Can you identify with this situation? Let’s listen in on a brief conversation between Bob and Bill during lunch last Tuesday:
- Bob: I just don’t get it. I listen to the same sermon you do each week but I don’t seem to be growing.
- Bill: If you only had a weekly, 30-minute conversation with your wife, you wouldn’t expect to be very intimate with her, would you? Are you in the habit of listening to God outside of Sunday morning? If you eat only once a week, it’s little wonder that you’re starving!
ARE YOU REALLY LISTENING?
It’s easy to punch the clock on Sunday mornings in a comfortable pew while listening to the preacher speak for God.
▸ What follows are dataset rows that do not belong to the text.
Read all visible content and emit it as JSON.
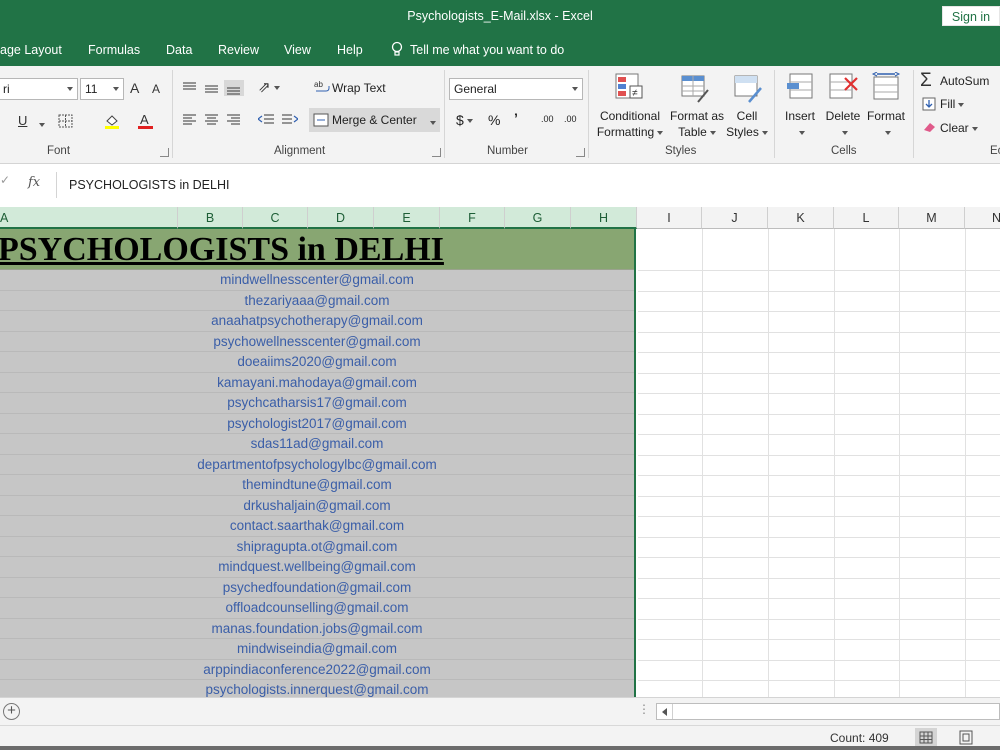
{
  "window": {
    "title": "Psychologists_E-Mail.xlsx  -  Excel",
    "signin": "Sign in"
  },
  "tabs": [
    "age Layout",
    "Formulas",
    "Data",
    "Review",
    "View",
    "Help"
  ],
  "tellme": "Tell me what you want to do",
  "ribbon": {
    "font_name": "ri",
    "font_size": "11",
    "grow_font": "A",
    "shrink_font": "A",
    "underline": "U",
    "wrap_text": "Wrap Text",
    "merge_center": "Merge & Center",
    "number_format": "General",
    "currency": "$",
    "percent": "%",
    "comma": "’",
    "inc_decimal": ".00",
    "dec_decimal": ".00",
    "conditional": [
      "Conditional",
      "Formatting"
    ],
    "format_table": [
      "Format as",
      "Table"
    ],
    "cell_styles": [
      "Cell",
      "Styles"
    ],
    "insert": "Insert",
    "delete": "Delete",
    "format": "Format",
    "autosum": "AutoSum",
    "fill": "Fill",
    "clear": "Clear",
    "groups": {
      "font": "Font",
      "alignment": "Alignment",
      "number": "Number",
      "styles": "Styles",
      "cells": "Cells",
      "editing": "Ec"
    }
  },
  "formula_bar": {
    "fx": "fx",
    "content": "PSYCHOLOGISTS in DELHI"
  },
  "columns": [
    "A",
    "B",
    "C",
    "D",
    "E",
    "F",
    "G",
    "H",
    "I",
    "J",
    "K",
    "L",
    "M",
    "N"
  ],
  "sheet": {
    "title": "PSYCHOLOGISTS in DELHI",
    "emails": [
      "mindwellnesscenter@gmail.com",
      "thezariyaaa@gmail.com",
      "anaahatpsychotherapy@gmail.com",
      "psychowellnesscenter@gmail.com",
      "doeaiims2020@gmail.com",
      "kamayani.mahodaya@gmail.com",
      "psychcatharsis17@gmail.com",
      "psychologist2017@gmail.com",
      "sdas11ad@gmail.com",
      "departmentofpsychologylbc@gmail.com",
      "themindtune@gmail.com",
      "drkushaljain@gmail.com",
      "contact.saarthak@gmail.com",
      "shipragupta.ot@gmail.com",
      "mindquest.wellbeing@gmail.com",
      "psychedfoundation@gmail.com",
      "offloadcounselling@gmail.com",
      "manas.foundation.jobs@gmail.com",
      "mindwiseindia@gmail.com",
      "arppindiaconference2022@gmail.com",
      "psychologists.innerquest@gmail.com"
    ]
  },
  "status": {
    "count": "Count: 409"
  }
}
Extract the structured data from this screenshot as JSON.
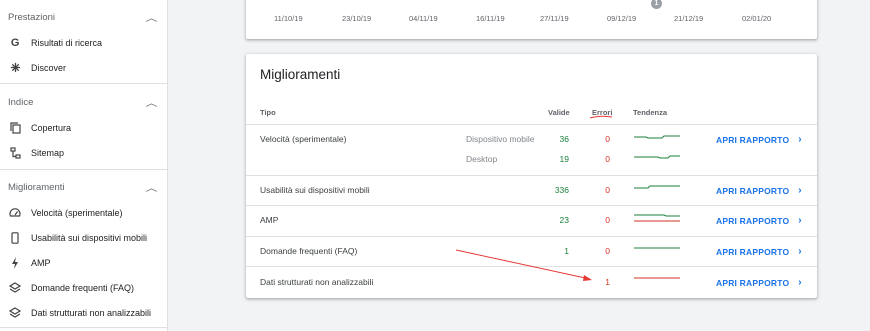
{
  "sidebar": {
    "sections": [
      {
        "title": "Prestazioni",
        "items": [
          "Risultati di ricerca",
          "Discover"
        ]
      },
      {
        "title": "Indice",
        "items": [
          "Copertura",
          "Sitemap"
        ]
      },
      {
        "title": "Miglioramenti",
        "items": [
          "Velocità (sperimentale)",
          "Usabilità sui dispositivi mobili",
          "AMP",
          "Domande frequenti (FAQ)",
          "Dati strutturati non analizzabili"
        ]
      }
    ]
  },
  "chart_axis": {
    "ticks": [
      "11/10/19",
      "23/10/19",
      "04/11/19",
      "16/11/19",
      "27/11/19",
      "09/12/19",
      "21/12/19",
      "02/01/20"
    ],
    "marker": "1"
  },
  "card": {
    "title": "Miglioramenti",
    "headers": {
      "type": "Tipo",
      "valid": "Valide",
      "errors": "Errori",
      "trend": "Tendenza"
    },
    "link_label": "APRI RAPPORTO",
    "rows": [
      {
        "type": "Velocità (sperimentale)",
        "device": "Dispositivo mobile",
        "valid": "36",
        "errors": "0"
      },
      {
        "type": "",
        "device": "Desktop",
        "valid": "19",
        "errors": "0"
      },
      {
        "type": "Usabilità sui dispositivi mobili",
        "device": "",
        "valid": "336",
        "errors": "0"
      },
      {
        "type": "AMP",
        "device": "",
        "valid": "23",
        "errors": "0"
      },
      {
        "type": "Domande frequenti (FAQ)",
        "device": "",
        "valid": "1",
        "errors": "0"
      },
      {
        "type": "Dati strutturati non analizzabili",
        "device": "",
        "valid": "",
        "errors": "1"
      }
    ]
  },
  "colors": {
    "valid": "#188038",
    "error": "#d93025",
    "link": "#1a73e8",
    "annotation": "#e53935"
  }
}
After all, he’s been in the Word all week, right? And if he’s “on” he’ll have a passionate message with a joke and a reference to football somewhere in there. But is this the sum total of what it means to hear God speak?
In Exodus 20:18-19, Moses had just come down from Mt. Sinai with the Ten Commandments. It’s like he told the Israelites, “God has been speaking to me, and now He wants to speak to you. C’mon, I know where to find Him.” But the Israelites wanted no part of it. They told Moses: “You speak to us, and we will listen, but don’t let God speak to us, or we will die” (Exodus 20:19).
WILL YOU PAY THE PRICE?
I wonder if this is the sentiment of too many American church-going men today, who say, “Study hard, preacher, and make my one hour on Sunday interesting. But don’t expect me to pray or get into the Bible during the week because I’m afraid if I really hear God speak, it will cost me my self-centered life.”
You know it’s true. It’s pretty tough to continually hear God’s Word and remain happily unchanged. God wants to speak to this generation of men and He wants to change us through what He says in His Word. So my challenge is to listen up because God is speaking!
BOTTOM LINE
Make sure you’re allowing God to speak to you personally through His Word. That will deepen your relationship with Him like nothing else can.